By recognizing and separating different tissues, organs, or regions of interest, medical image segmentation is essential to studying medical pictures. For more exact diagnosis and therapy, clinicians can use accurate segmentation to help them locate and accurately pinpoint disease regions. Additionally, thorough insights into the morphology, structure, and function of various tissues or organs are provided through quantitative and qualitative analysis of medical pictures, enabling the study of illness. Due to the peculiarities of medical imaging, such as its wide variety of modalities, complicated tissue and organ architecture, and absence of annotated data, most existing approaches are restricted to certain modalities, organs, or pathologies.
Because of this restriction, algorithms are difficult to generalize and modify for use in various clinical contexts. The push towards large-scale models has recently generated excitement among the AI community. The development of general AI models like ChatGPT2, ERNIE Bot 3, DINO, SegGPT, and SAM makes employing a single model for various tasks possible. With SAM, the most recent large-scale vision model, users may create masks for certain regions of interest by interactively clicking, drawing bounding boxes, or using verbal cues. Significant attention has been paid to its zero-shot and few-shot capabilities on natural photos across various fields.
Some efforts have also concentrated on the SAMs’ zero-shot capability in the context of medical imaging. However, SAM finds it difficult to generalize to multi-modal and multi-object medical datasets, leading to variable segmentation performance across datasets. This is because there is a considerable domain gap between natural and medical images. The cause can be linked to the methods used to gather the data: due to their specific clinical purpose, medical pictures are obtained using particular protocols and scanners and displayed as various modalities (electrons, lasers, X-rays, ultrasound, nuclear physics, and magnetic resonance). As a result, these images deviate substantially from real images since they depend on various physics-based features and energy sources.

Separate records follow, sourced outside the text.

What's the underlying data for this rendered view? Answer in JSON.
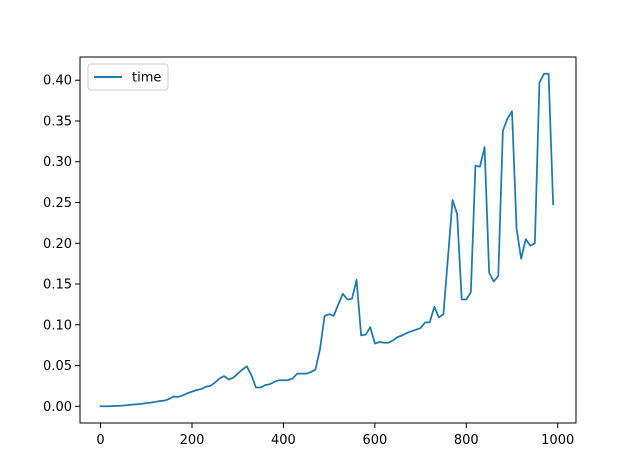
{
  "chart_data": {
    "type": "line",
    "title": "",
    "xlabel": "",
    "ylabel": "",
    "xlim": [
      -45,
      1040
    ],
    "ylim": [
      -0.0205,
      0.4285
    ],
    "x_ticks": [
      0,
      200,
      400,
      600,
      800,
      1000
    ],
    "y_ticks": [
      0.0,
      0.05,
      0.1,
      0.15,
      0.2,
      0.25,
      0.3,
      0.35,
      0.4
    ],
    "x_tick_labels": [
      "0",
      "200",
      "400",
      "600",
      "800",
      "1000"
    ],
    "y_tick_labels": [
      "0.00",
      "0.05",
      "0.10",
      "0.15",
      "0.20",
      "0.25",
      "0.30",
      "0.35",
      "0.40"
    ],
    "grid": false,
    "legend_position": "top-left",
    "series": [
      {
        "name": "time",
        "color": "#1f77b4",
        "x": [
          0,
          10,
          20,
          30,
          40,
          50,
          60,
          70,
          80,
          90,
          100,
          110,
          120,
          130,
          140,
          150,
          160,
          170,
          180,
          190,
          200,
          210,
          220,
          230,
          240,
          250,
          260,
          270,
          280,
          290,
          300,
          310,
          320,
          330,
          340,
          350,
          360,
          370,
          380,
          390,
          400,
          410,
          420,
          430,
          440,
          450,
          460,
          470,
          480,
          490,
          500,
          510,
          520,
          530,
          540,
          550,
          560,
          570,
          580,
          590,
          600,
          610,
          620,
          630,
          640,
          650,
          660,
          670,
          680,
          690,
          700,
          710,
          720,
          730,
          740,
          750,
          760,
          770,
          780,
          790,
          800,
          810,
          820,
          830,
          840,
          850,
          860,
          870,
          880,
          890,
          900,
          910,
          920,
          930,
          940,
          950,
          960,
          970,
          980,
          990
        ],
        "y": [
          0.0,
          0.0,
          0.0,
          0.0005,
          0.0005,
          0.001,
          0.0015,
          0.002,
          0.0025,
          0.003,
          0.004,
          0.0045,
          0.0055,
          0.0065,
          0.007,
          0.009,
          0.012,
          0.0115,
          0.0135,
          0.016,
          0.018,
          0.02,
          0.021,
          0.024,
          0.025,
          0.029,
          0.034,
          0.037,
          0.033,
          0.035,
          0.04,
          0.045,
          0.049,
          0.038,
          0.023,
          0.023,
          0.026,
          0.027,
          0.03,
          0.032,
          0.032,
          0.032,
          0.034,
          0.04,
          0.04,
          0.04,
          0.042,
          0.045,
          0.07,
          0.111,
          0.113,
          0.111,
          0.125,
          0.138,
          0.131,
          0.132,
          0.155,
          0.087,
          0.088,
          0.097,
          0.077,
          0.079,
          0.078,
          0.078,
          0.081,
          0.085,
          0.087,
          0.09,
          0.092,
          0.094,
          0.096,
          0.103,
          0.103,
          0.122,
          0.109,
          0.113,
          0.183,
          0.253,
          0.236,
          0.131,
          0.131,
          0.14,
          0.295,
          0.294,
          0.318,
          0.164,
          0.153,
          0.16,
          0.338,
          0.353,
          0.362,
          0.218,
          0.181,
          0.205,
          0.197,
          0.2,
          0.397,
          0.408,
          0.408,
          0.248
        ]
      }
    ]
  }
}
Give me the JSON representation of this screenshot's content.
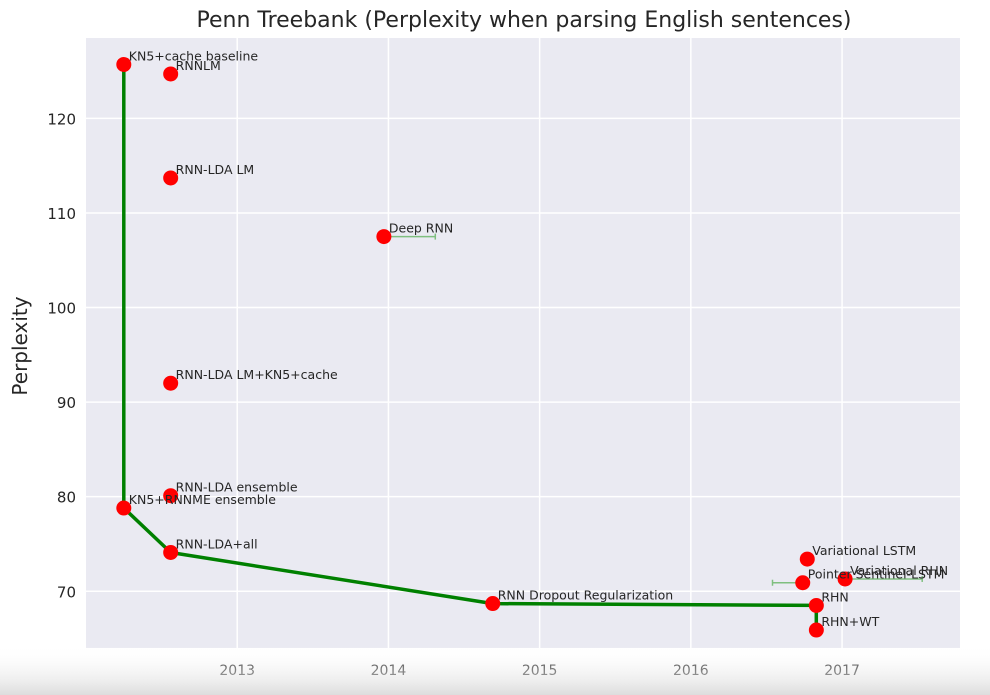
{
  "chart_data": {
    "type": "scatter",
    "title": "Penn Treebank (Perplexity when parsing English sentences)",
    "xlabel": "",
    "ylabel": "Perplexity",
    "xlim": [
      2012.0,
      2017.78
    ],
    "ylim": [
      64,
      128.5
    ],
    "xticks": [
      2013,
      2014,
      2015,
      2016,
      2017
    ],
    "yticks": [
      70,
      80,
      90,
      100,
      110,
      120
    ],
    "grid": true,
    "background": "#eaeaf2",
    "colors": {
      "points": "#ff0000",
      "frontier": "#008000",
      "errorbar": "#7fbf7f",
      "grid": "#ffffff"
    },
    "points": [
      {
        "label": "KN5+cache baseline",
        "x": 2012.25,
        "y": 125.7
      },
      {
        "label": "RNNLM",
        "x": 2012.56,
        "y": 124.7
      },
      {
        "label": "RNN-LDA LM",
        "x": 2012.56,
        "y": 113.7
      },
      {
        "label": "Deep RNN",
        "x": 2013.97,
        "y": 107.5,
        "xerr": [
          2013.97,
          2014.31
        ]
      },
      {
        "label": "RNN-LDA LM+KN5+cache",
        "x": 2012.56,
        "y": 92.0
      },
      {
        "label": "RNN-LDA ensemble",
        "x": 2012.56,
        "y": 80.1
      },
      {
        "label": "KN5+RNNME ensemble",
        "x": 2012.25,
        "y": 78.8
      },
      {
        "label": "RNN-LDA+all",
        "x": 2012.56,
        "y": 74.1
      },
      {
        "label": "Variational LSTM",
        "x": 2016.77,
        "y": 73.4
      },
      {
        "label": "Pointer Sentinel-LSTM",
        "x": 2016.74,
        "y": 70.9,
        "xerr": [
          2016.54,
          2016.74
        ]
      },
      {
        "label": "Variational RHN",
        "x": 2017.02,
        "y": 71.3,
        "xerr": [
          2017.02,
          2017.53
        ]
      },
      {
        "label": "RNN Dropout Regularization",
        "x": 2014.69,
        "y": 68.7
      },
      {
        "label": "RHN",
        "x": 2016.83,
        "y": 68.5
      },
      {
        "label": "RHN+WT",
        "x": 2016.83,
        "y": 65.9
      }
    ],
    "frontier": [
      {
        "x": 2012.25,
        "y": 125.7
      },
      {
        "x": 2012.25,
        "y": 78.8
      },
      {
        "x": 2012.56,
        "y": 74.1
      },
      {
        "x": 2014.69,
        "y": 68.7
      },
      {
        "x": 2016.83,
        "y": 68.5
      },
      {
        "x": 2016.83,
        "y": 65.9
      }
    ]
  }
}
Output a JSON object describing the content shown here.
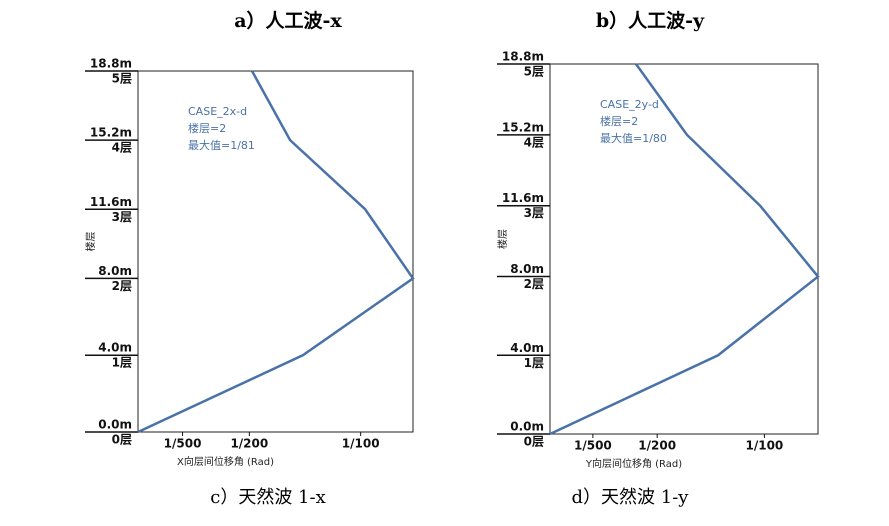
{
  "chart_data": [
    {
      "type": "line",
      "title": "a）人工波-x",
      "caption": "c）天然波 1-x",
      "xlabel": "X向层间位移角 (Rad)",
      "ylabel": "楼层",
      "annotations": [
        "CASE_2x-d",
        "楼层=2",
        "最大值=1/81"
      ],
      "x": [
        0,
        0.00741,
        0.01235,
        0.0102,
        0.00683,
        0.00512
      ],
      "values": [
        0,
        4.0,
        8.0,
        11.6,
        15.2,
        18.8
      ],
      "color": "#4a72a8",
      "xlim": [
        0,
        0.01235
      ],
      "ylim": [
        0,
        18.8
      ],
      "xticks": [
        {
          "value": 0.002,
          "label": "1/500"
        },
        {
          "value": 0.005,
          "label": "1/200"
        },
        {
          "value": 0.01,
          "label": "1/100"
        }
      ],
      "yticks": [
        {
          "value": 0,
          "label": "0.0m"
        },
        {
          "value": 4.0,
          "label": "4.0m"
        },
        {
          "value": 8.0,
          "label": "8.0m"
        },
        {
          "value": 11.6,
          "label": "11.6m"
        },
        {
          "value": 15.2,
          "label": "15.2m"
        },
        {
          "value": 18.8,
          "label": "18.8m"
        }
      ],
      "floor_labels": [
        "0层",
        "1层",
        "2层",
        "3层",
        "4层",
        "5层"
      ]
    },
    {
      "type": "line",
      "title": "b）人工波-y",
      "caption": "d）天然波 1-y",
      "xlabel": "Y向层间位移角 (Rad)",
      "ylabel": "楼层",
      "annotations": [
        "CASE_2y-d",
        "楼层=2",
        "最大值=1/80"
      ],
      "x": [
        0,
        0.00784,
        0.0125,
        0.0098,
        0.00639,
        0.00401
      ],
      "values": [
        0,
        4.0,
        8.0,
        11.6,
        15.2,
        18.8
      ],
      "color": "#4a72a8",
      "xlim": [
        0,
        0.0125
      ],
      "ylim": [
        0,
        18.8
      ],
      "xticks": [
        {
          "value": 0.002,
          "label": "1/500"
        },
        {
          "value": 0.005,
          "label": "1/200"
        },
        {
          "value": 0.01,
          "label": "1/100"
        }
      ],
      "yticks": [
        {
          "value": 0,
          "label": "0.0m"
        },
        {
          "value": 4.0,
          "label": "4.0m"
        },
        {
          "value": 8.0,
          "label": "8.0m"
        },
        {
          "value": 11.6,
          "label": "11.6m"
        },
        {
          "value": 15.2,
          "label": "15.2m"
        },
        {
          "value": 18.8,
          "label": "18.8m"
        }
      ],
      "floor_labels": [
        "0层",
        "1层",
        "2层",
        "3层",
        "4层",
        "5层"
      ]
    }
  ]
}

Natural and medical images differ significantly in terms of pixel intensity, color, texture, and other distribution features, as seen in Figure 1. Because SAM is trained on only natural photos, it needs more specialized information regarding medical imaging, so it cannot be immediately applied to the medical sector. Providing SAM with medical information is challenging due to the high annotation cost and inconsistent annotation quality. Medical data preparation needs subject expertise, and the quality of this data differs greatly between institutions and clinical trials. The amount of medical and natural images varies significantly due to these difficulties.

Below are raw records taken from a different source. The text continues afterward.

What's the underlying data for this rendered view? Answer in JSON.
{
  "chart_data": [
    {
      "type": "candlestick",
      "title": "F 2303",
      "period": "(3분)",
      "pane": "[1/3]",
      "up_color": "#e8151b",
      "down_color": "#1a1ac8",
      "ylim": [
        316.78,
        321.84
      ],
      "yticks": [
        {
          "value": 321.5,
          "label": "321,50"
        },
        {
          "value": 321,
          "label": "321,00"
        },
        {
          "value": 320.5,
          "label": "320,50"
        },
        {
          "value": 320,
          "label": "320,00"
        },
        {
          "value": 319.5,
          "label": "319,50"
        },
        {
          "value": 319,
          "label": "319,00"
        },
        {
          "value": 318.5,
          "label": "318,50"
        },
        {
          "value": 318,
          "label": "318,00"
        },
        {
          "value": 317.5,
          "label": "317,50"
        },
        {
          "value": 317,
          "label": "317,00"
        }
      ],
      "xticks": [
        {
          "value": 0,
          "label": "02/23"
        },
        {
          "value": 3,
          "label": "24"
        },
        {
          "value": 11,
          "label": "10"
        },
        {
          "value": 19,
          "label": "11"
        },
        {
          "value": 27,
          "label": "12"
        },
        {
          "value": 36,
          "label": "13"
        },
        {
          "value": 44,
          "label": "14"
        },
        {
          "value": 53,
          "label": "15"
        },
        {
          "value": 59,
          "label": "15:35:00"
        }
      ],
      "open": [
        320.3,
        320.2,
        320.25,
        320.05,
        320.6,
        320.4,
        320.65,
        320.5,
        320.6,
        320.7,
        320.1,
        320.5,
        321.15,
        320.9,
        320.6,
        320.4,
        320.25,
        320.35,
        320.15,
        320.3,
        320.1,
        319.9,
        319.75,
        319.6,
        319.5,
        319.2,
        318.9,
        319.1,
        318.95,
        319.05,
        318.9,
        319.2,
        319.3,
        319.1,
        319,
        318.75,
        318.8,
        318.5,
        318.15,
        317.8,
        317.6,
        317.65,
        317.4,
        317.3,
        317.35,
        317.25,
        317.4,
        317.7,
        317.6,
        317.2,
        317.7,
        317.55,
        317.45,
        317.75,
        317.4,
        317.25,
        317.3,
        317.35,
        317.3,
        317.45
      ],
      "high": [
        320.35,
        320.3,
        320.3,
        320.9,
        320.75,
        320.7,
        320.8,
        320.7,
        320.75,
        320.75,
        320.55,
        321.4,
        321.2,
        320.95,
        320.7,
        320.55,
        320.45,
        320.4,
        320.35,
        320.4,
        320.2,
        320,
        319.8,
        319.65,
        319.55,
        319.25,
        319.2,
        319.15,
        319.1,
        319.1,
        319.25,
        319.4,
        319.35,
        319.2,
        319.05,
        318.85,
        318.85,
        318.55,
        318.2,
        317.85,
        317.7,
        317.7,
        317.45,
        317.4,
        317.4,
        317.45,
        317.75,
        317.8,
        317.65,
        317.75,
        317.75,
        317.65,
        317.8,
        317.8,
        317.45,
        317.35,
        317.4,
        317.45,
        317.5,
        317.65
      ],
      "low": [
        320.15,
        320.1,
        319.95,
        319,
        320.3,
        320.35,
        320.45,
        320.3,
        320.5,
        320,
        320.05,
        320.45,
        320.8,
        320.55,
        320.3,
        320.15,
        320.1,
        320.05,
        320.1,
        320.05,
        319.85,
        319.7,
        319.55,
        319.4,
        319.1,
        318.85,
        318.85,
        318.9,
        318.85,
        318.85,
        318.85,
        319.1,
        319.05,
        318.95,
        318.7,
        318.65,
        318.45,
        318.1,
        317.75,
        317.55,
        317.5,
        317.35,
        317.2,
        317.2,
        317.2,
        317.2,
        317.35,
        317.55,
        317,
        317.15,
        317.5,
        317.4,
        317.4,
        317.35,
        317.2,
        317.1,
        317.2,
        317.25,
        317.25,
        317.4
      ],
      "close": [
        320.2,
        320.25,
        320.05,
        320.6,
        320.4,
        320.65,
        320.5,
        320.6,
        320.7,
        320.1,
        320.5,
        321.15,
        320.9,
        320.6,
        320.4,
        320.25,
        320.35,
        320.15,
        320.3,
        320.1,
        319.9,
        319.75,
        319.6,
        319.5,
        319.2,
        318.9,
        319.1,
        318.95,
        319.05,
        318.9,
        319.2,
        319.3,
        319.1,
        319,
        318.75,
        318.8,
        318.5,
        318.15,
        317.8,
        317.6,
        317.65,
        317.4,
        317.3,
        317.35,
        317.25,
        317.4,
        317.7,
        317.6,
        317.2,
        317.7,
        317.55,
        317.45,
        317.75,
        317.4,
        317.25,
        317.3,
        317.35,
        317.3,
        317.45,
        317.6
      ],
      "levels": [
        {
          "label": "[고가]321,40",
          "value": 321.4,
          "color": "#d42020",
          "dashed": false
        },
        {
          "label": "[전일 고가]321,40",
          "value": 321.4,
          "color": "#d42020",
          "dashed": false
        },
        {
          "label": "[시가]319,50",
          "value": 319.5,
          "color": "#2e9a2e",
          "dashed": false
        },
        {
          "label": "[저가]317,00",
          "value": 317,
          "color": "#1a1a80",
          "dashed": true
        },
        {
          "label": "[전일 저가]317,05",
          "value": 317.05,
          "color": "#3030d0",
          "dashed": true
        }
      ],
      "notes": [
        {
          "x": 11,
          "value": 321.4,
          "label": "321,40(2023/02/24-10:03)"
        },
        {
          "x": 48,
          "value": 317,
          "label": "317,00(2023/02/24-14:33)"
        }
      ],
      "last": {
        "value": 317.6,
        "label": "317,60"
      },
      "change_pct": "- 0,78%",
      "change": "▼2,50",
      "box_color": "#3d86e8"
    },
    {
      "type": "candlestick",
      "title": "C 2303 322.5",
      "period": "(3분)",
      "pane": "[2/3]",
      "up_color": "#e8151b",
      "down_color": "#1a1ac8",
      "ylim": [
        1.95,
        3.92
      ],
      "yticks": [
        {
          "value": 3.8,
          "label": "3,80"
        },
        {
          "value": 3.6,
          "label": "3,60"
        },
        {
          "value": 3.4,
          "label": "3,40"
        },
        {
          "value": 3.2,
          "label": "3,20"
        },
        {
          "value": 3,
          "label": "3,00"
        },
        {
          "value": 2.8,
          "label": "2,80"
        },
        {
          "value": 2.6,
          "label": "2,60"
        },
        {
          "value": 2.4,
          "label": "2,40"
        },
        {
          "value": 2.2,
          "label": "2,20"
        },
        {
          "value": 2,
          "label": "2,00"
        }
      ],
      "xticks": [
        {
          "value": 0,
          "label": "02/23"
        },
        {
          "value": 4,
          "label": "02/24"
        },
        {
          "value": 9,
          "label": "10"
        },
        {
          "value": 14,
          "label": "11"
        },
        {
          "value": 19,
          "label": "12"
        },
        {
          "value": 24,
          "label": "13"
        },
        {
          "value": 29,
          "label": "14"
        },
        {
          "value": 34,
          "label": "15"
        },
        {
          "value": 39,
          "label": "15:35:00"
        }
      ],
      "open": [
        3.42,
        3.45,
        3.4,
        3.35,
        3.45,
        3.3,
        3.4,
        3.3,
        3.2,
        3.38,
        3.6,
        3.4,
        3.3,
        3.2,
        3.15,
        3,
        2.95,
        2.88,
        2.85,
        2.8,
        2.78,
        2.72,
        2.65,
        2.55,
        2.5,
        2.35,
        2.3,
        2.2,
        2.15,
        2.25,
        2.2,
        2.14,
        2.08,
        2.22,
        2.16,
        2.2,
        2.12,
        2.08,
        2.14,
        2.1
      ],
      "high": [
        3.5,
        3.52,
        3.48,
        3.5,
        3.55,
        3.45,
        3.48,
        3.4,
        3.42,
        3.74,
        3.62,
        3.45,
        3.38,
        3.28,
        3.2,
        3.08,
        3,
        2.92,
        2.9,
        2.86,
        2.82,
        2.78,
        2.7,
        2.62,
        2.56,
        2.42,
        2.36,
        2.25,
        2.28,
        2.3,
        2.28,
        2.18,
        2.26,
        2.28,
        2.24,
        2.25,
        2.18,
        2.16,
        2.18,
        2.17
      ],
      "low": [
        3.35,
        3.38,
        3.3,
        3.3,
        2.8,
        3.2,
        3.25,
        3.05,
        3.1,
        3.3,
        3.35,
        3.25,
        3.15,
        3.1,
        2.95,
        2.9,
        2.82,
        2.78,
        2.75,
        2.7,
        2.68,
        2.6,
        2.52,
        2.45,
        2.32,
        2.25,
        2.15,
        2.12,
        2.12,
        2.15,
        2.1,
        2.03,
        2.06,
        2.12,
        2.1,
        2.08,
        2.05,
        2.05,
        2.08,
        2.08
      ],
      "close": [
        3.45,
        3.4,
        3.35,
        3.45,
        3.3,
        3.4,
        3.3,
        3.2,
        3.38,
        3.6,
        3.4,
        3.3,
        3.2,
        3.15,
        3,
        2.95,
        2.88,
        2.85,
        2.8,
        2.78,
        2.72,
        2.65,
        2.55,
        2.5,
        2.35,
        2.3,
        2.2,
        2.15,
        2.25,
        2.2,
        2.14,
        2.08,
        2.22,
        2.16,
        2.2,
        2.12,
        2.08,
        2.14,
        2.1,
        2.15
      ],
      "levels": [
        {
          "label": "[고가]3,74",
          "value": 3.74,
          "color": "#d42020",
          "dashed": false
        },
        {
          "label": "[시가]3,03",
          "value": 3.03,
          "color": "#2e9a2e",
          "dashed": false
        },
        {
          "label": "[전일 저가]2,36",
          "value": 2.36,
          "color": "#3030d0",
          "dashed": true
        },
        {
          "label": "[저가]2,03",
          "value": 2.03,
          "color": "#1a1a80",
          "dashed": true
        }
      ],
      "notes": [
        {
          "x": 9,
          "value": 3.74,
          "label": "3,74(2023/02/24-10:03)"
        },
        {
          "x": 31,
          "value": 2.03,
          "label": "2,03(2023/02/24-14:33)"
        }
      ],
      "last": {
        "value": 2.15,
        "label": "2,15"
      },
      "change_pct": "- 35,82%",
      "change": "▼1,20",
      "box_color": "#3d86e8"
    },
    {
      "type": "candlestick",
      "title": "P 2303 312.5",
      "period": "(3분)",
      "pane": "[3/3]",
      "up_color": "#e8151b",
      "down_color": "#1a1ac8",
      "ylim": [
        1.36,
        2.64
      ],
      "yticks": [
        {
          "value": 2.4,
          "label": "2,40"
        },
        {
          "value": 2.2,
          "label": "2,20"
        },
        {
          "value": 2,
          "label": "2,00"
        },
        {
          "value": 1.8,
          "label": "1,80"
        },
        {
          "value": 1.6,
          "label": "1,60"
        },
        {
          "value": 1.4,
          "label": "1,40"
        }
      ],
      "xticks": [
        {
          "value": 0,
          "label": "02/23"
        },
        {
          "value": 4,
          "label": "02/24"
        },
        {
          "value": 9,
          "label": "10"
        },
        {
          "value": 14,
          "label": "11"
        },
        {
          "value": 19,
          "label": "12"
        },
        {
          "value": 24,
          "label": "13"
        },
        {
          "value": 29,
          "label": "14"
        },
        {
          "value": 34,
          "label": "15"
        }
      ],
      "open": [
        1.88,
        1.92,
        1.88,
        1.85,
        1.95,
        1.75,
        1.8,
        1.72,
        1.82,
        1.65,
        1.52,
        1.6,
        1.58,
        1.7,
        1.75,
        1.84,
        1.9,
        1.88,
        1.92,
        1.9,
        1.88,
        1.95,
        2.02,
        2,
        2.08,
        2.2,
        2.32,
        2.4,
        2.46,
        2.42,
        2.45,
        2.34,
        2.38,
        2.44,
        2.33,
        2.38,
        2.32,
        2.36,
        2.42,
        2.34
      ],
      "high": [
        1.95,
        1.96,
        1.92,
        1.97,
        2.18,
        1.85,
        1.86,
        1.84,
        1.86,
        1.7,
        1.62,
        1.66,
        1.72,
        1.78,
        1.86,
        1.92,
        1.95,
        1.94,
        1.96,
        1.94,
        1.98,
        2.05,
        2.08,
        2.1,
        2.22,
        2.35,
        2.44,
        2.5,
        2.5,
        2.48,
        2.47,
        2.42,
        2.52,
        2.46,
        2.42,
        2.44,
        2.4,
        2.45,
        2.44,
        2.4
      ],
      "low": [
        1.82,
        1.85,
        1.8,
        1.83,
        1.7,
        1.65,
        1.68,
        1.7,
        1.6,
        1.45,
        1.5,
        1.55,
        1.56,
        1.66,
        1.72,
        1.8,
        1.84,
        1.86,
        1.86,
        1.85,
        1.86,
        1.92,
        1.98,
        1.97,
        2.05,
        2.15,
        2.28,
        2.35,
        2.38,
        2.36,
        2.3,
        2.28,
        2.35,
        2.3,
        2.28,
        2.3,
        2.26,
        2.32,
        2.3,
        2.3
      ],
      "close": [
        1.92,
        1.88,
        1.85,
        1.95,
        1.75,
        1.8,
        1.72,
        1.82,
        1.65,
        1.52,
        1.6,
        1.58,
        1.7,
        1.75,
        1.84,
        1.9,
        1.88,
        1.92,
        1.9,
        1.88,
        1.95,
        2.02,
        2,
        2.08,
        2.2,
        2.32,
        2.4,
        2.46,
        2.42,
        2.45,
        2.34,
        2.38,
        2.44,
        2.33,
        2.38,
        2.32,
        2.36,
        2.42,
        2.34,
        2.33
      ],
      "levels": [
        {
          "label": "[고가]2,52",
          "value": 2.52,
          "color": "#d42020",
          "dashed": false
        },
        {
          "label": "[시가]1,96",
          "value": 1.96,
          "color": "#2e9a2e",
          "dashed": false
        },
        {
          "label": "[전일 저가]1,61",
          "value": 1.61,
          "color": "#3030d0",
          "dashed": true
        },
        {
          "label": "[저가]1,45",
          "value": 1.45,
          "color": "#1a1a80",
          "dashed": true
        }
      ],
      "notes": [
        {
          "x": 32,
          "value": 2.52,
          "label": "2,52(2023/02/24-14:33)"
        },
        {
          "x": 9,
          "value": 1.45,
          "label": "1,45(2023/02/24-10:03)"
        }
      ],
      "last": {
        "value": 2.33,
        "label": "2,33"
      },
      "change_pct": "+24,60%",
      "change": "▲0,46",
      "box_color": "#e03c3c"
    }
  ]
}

The bar chart in Figure 1 compares the data volume of publicly available natural image datasets and medical image datasets. For instance, Totalsegmentor, the largest public segmentation dataset in the medical domain, also has a significant gap compared to Open Image v6 and SA-1B. In this study, their objective is to transfer SAM from natural images to medical images. This will provide benchmark models and evaluation frameworks for researchers in medical image analysis to explore and enhance. To achieve this goal, researchers from Sichuan University and Shanghai AI Laboratory proposed SAM-Med2D, the most comprehensive study on applying SAM to medical 2D images.